Mental Illness Homeless Population Considered


As homeless camps are being demolished, many are asking about the poor during this holiday season. Portland’s mayor is considering what to do about the homeless population – especially those with mental health issues. Committing someone to a mental hospital is a tough process in Oregon. Some are asking to lessen the red tape it takes to get people help. This may avoid the tragedies that homeless people face during harsh weather.

The city is ramping up campsite removals in the Central Eastside in response to the mayor’s 90-day reset plan. Homeless camps cleared from Central Eastside, some not offered services in return. On the corner of Southeast 6th Avenue and Oak Street Portland’s Rapid Response teams cleared this site twice in one day. The plan is meant to clean up the neighborhood and increase police patrols. It’s in response to dozens of business owners calling on the mayor for help about two weeks ago citing safety concerns.  

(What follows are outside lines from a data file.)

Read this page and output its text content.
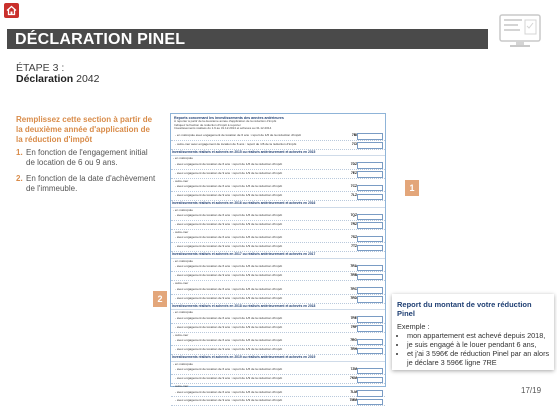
DÉCLARATION PINEL
ÉTAPE 3 :
Déclaration 2042
Remplissez cette section à partir de la deuxième année d'application de la réduction d'impôt
1. En fonction de l'engagement initial de location de 6 ou 9 ans.
2. En fonction de la date d'achèvement de l'immeuble.
Reports concernant les investissements des années antérieures
À reporter à partir de la deuxième année d'application de la réduction d'impôt
Indiquez la fraction de réduction d'impôt à reporter
Investissements réalisés du 1.9 au 31.12.2014 et achevés au 31.12.2014
- en métropole avec engagement de location de 6 ans : report de 1/6 de la réduction d'impôt	7BI
- outre-mer avec engagement de location de 6 ans : report de 1/6 de la réduction d'impôt	7CI
Investissements réalisés et achevés en 2015 ou réalisés antérieurement et achevés en 2015
- en métropole
- avec engagement de location de 6 ans : report de 1/6 de la réduction d'impôt	7DZ
- avec engagement de location de 9 ans : report de 1/9 de la réduction d'impôt	7EZ
- outre-mer
- avec engagement de location de 6 ans : report de 1/6 de la réduction d'impôt	7CZ
- avec engagement de location de 9 ans : report de 1/9 de la réduction d'impôt	7LZ
Investissements réalisés et achevés en 2016 ou réalisés antérieurement et achevés en 2016
- en métropole
- avec engagement de location de 6 ans : report de 1/6 de la réduction d'impôt	7QZ
- avec engagement de location de 9 ans : report de 1/9 de la réduction d'impôt	7RZ
- outre-mer
- avec engagement de location de 6 ans : report de 1/6 de la réduction d'impôt	7SZ
- avec engagement de location de 9 ans : report de 1/9 de la réduction d'impôt	7TZ
Investissements réalisés et achevés en 2017 ou réalisés antérieurement et achevés en 2017
- en métropole
- avec engagement de location de 6 ans : report de 1/6 de la réduction d'impôt	7RA
- avec engagement de location de 9 ans : report de 1/9 de la réduction d'impôt	7RB
- outre-mer
- avec engagement de location de 6 ans : report de 1/6 de la réduction d'impôt	7RC
- avec engagement de location de 9 ans : report de 1/9 de la réduction d'impôt	7RD
Investissements réalisés et achevés en 2018 ou réalisés antérieurement et achevés en 2018
- en métropole
- avec engagement de location de 6 ans : report de 1/6 de la réduction d'impôt	7RE
- avec engagement de location de 9 ans : report de 1/9 de la réduction d'impôt	7RF
- outre-mer
- avec engagement de location de 6 ans : report de 1/6 de la réduction d'impôt	7RG
- avec engagement de location de 9 ans : report de 1/9 de la réduction d'impôt	7RH
Investissements réalisés et achevés en 2019 ou réalisés antérieurement et achevés en 2019
- en métropole
- avec engagement de location de 6 ans : report de 1/6 de la réduction d'impôt	7JM
- avec engagement de location de 9 ans : report de 1/9 de la réduction d'impôt	7KM
- outre-mer
- avec engagement de location de 6 ans : report de 1/6 de la réduction d'impôt	7LM
- avec engagement de location de 9 ans : report de 1/9 de la réduction d'impôt	7MM
1
2
Report du montant de votre réduction Pinel
Exemple :
• mon appartement est achevé depuis 2018,
• je suis engagé à le louer pendant 6 ans,
• et j'ai 3 596€ de réduction Pinel par an alors je déclare 3 596€ ligne 7RE
17/19
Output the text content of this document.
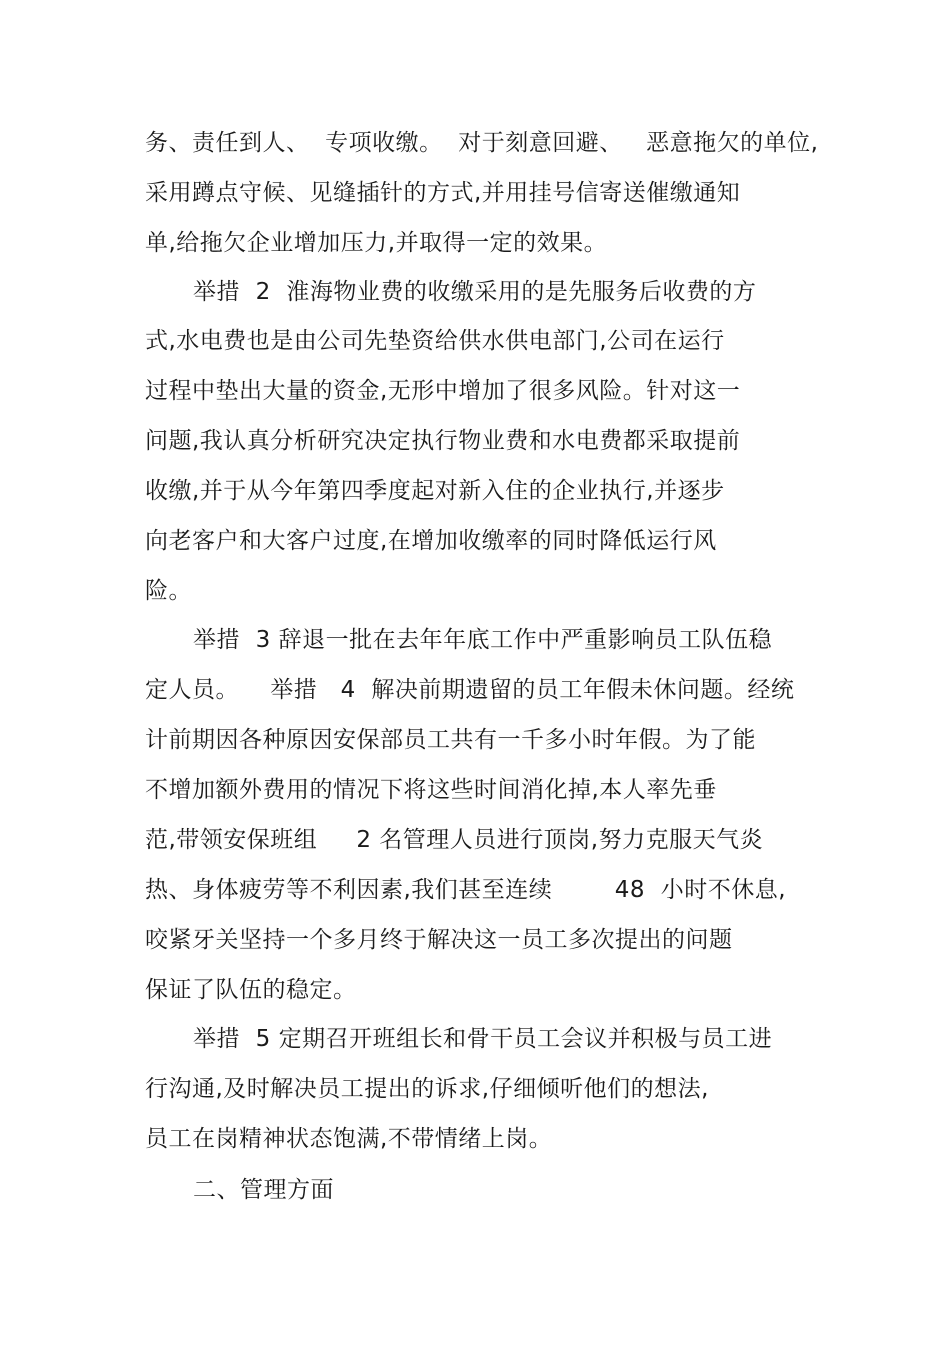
务、责任到人、  专项收缴。  对于刻意回避、   恶意拖欠的单位,
采用蹲点守候、见缝插针的方式,并用挂号信寄送催缴通知
单,给拖欠企业增加压力,并取得一定的效果。
举措  2  淮海物业费的收缴采用的是先服务后收费的方
式,水电费也是由公司先垫资给供水供电部门,公司在运行
过程中垫出大量的资金,无形中增加了很多风险。针对这一
问题,我认真分析研究决定执行物业费和水电费都采取提前
收缴,并于从今年第四季度起对新入住的企业执行,并逐步
向老客户和大客户过度,在增加收缴率的同时降低运行风
险。
举措  3 辞退一批在去年年底工作中严重影响员工队伍稳
定人员。    举措   4  解决前期遗留的员工年假未休问题。经统
计前期因各种原因安保部员工共有一千多小时年假。为了能
不增加额外费用的情况下将这些时间消化掉,本人率先垂
范,带领安保班组     2 名管理人员进行顶岗,努力克服天气炎
热、身体疲劳等不利因素,我们甚至连续        48  小时不休息,
咬紧牙关坚持一个多月终于解决这一员工多次提出的问题
保证了队伍的稳定。
举措  5 定期召开班组长和骨干员工会议并积极与员工进
行沟通,及时解决员工提出的诉求,仔细倾听他们的想法,
员工在岗精神状态饱满,不带情绪上岗。
二、管理方面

The Portland mayor has suggested easing the process to involuntarily commit people with mental health struggles. Oregon has long made it difficult to force people to get mental health treatment. One of the reset plans launched last March in Old Town saw temporary results and got 87 people into shelters. 

Changing the process and lowering the standard for committing people would be a Herculean task both logistically and politically. It would require changing state laws and solving both a staffing shortage among both health care workers and law enforcement officers and a lack of capacity at the state mental hospital and residential treatment facilities.

Mayor Wheeler made a strong and heartfelt statement in supporting his idea to ease the process to place chronically ill people in medical care. “When I see people walking through the elements without appropriate attire, often naked, they are freezing to death, they are exposed to the elements … I don’t even know if they know where they are or who they are,” Wheeler told a room full of business owners recently, “They need help and they need compassion.”